Emmanuel Macron a-t-il entendu  qu’il n’est pas bon d’engager des réformes sans concertation préalable ?  François Baroin et son premier vice-président,  André Laignel, maire d’Issoudun dans l’Indre ont été reçus à l’Elysée la semaine dernière par le chef de l’Etat pendant plus d’une heure. Ils lui ont dit qu’il n’y aurait pas de pacte à sens unique et que «  la question de notre participation à la prochaine Conférence des territoires est très clairement posée si aucune évolution substantielle ne se fait jour ». Après les Régions les Maires de France vont-ils claquer la porte de la prochaine Conférence des territoires (14 décembre) ? La balle semble est dans le camp du président Macron.

F.C.

3 questions à André Laignel

André Laignel

Quel est l’état d’esprit des maires dans votre  région et  de ceux que vous avez rencontrés dans vos déplacements ?

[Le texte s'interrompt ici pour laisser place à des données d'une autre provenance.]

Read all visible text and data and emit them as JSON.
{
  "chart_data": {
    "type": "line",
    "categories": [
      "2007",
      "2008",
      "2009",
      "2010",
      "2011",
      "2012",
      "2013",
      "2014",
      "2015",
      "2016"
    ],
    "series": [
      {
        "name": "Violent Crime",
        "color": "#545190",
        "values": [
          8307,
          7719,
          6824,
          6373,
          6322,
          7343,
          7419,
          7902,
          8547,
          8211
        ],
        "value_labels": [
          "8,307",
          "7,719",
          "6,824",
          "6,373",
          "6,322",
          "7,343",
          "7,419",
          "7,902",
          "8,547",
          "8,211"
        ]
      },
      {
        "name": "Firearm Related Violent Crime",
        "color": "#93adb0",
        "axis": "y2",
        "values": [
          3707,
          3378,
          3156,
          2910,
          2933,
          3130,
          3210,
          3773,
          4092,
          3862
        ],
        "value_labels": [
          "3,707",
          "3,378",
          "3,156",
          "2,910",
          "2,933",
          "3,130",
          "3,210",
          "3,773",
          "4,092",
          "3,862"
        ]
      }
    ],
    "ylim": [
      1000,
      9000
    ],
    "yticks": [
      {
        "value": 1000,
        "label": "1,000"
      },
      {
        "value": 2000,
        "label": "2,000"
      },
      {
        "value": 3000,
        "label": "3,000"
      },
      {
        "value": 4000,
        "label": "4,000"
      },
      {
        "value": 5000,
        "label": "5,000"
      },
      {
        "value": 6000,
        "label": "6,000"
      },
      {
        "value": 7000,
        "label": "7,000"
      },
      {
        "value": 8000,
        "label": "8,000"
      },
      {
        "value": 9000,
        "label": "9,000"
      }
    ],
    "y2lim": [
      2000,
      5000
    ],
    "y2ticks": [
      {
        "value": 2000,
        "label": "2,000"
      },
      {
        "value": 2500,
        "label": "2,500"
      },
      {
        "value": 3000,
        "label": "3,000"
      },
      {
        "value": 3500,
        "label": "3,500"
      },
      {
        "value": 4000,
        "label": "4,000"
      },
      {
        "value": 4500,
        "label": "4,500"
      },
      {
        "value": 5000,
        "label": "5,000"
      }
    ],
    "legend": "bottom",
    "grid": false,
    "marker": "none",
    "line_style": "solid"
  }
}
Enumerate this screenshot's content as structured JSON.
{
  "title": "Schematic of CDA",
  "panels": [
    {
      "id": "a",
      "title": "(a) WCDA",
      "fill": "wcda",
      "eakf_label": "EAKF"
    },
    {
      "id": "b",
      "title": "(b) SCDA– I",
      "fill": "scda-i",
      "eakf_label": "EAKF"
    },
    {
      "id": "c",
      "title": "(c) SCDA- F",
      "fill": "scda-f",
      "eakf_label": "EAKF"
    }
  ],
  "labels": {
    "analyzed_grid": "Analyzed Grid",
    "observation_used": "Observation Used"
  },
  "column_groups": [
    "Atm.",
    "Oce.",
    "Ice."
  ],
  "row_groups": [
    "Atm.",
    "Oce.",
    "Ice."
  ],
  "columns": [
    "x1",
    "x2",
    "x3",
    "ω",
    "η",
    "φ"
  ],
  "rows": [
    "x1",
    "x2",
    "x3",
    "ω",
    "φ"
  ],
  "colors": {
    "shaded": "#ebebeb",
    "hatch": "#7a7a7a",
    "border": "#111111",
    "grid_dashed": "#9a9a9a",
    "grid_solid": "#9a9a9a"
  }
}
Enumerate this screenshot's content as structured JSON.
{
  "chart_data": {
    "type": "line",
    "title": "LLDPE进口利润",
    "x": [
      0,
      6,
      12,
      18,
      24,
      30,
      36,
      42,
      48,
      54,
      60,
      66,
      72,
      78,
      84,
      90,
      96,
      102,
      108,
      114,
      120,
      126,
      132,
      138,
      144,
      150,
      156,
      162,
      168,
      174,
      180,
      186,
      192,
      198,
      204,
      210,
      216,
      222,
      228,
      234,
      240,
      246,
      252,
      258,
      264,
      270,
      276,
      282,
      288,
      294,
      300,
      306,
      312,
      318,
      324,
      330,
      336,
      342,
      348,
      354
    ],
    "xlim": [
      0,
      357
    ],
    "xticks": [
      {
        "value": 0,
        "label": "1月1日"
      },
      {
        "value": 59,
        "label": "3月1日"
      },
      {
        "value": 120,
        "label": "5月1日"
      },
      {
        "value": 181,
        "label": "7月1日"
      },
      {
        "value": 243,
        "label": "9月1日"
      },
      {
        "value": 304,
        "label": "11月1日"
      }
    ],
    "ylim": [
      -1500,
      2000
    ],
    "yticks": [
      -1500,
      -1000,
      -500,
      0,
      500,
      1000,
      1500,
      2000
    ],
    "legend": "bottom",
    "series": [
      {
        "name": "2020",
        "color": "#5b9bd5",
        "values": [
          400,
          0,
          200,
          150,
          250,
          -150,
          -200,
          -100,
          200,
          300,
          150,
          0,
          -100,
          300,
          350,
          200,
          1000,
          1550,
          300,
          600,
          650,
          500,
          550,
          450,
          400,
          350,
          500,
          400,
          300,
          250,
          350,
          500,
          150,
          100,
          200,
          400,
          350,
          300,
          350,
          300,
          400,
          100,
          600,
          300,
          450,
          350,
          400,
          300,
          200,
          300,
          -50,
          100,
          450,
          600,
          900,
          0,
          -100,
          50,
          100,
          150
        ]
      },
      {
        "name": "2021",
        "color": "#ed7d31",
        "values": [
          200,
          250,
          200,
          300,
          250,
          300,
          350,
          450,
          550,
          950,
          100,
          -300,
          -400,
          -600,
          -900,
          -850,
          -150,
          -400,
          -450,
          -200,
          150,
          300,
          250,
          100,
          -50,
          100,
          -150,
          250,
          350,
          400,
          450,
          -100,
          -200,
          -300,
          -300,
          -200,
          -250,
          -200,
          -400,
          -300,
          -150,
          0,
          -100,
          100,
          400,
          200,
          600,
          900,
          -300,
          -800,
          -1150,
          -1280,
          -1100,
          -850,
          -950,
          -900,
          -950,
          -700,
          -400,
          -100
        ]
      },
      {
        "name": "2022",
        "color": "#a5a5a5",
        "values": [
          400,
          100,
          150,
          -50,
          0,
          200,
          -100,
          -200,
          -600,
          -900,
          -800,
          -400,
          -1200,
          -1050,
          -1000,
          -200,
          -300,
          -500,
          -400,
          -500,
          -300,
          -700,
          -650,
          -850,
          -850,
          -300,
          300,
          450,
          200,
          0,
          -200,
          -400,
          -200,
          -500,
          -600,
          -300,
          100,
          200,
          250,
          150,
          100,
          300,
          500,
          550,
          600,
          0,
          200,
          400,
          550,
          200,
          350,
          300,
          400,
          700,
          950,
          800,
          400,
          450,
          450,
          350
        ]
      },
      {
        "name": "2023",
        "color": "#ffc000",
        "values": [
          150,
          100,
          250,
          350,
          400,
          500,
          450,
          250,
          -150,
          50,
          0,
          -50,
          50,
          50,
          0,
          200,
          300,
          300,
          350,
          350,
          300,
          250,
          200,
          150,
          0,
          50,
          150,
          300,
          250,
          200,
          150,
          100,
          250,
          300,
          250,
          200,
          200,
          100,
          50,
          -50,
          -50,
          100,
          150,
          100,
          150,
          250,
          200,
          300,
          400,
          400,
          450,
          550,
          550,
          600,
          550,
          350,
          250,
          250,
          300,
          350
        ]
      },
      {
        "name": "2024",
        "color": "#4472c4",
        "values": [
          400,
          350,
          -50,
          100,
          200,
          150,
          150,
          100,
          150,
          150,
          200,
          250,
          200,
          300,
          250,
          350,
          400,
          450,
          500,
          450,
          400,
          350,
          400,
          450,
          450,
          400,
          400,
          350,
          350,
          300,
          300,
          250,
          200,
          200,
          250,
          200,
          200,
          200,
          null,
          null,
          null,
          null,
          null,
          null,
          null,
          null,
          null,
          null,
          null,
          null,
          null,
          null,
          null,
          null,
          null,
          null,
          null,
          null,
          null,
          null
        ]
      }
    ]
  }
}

André Laignel : Ils ont vécu un été calamiteux. Partout j’ai ressenti de la lassitude et de la résignation, de la colère souvent. On nous a accusé de clientélisme avec les emplois aidés, d’être dépensiers par nature,  d’être inefficaces avec des administrations trop nombreuses. 85% des maires sont totalement bénévoles.  Tous ont ressenti une grosse déception après la première conférence des territoires

Qu’est-ce qui est à l’origine de ce malaise ?

André Laignel : Une avalanche de restrictions. On nous traite en sous-traitants de la politique gouvernementale. La décentralisation est clairement en jeu. On veut nous imposer un contrat léonin qui en droit est un contrat qui bénéficie à un seul. On veut nous imposer un ratio d’endettement  alors que déjà les préfectures veillent. Nous sommes soumis au garrot, cet instrument qu’on vous met autour du cou et vous étouffe petit à petit.

Qu’attendez-vous du Président Macron ?

André Laignel : Un vrai dialogue doit s’ouvrir. Le président doit clarifier ses intentions et tenir compte d’une réalité objective. Notre participation à la Conférence des territoires est clairement posée.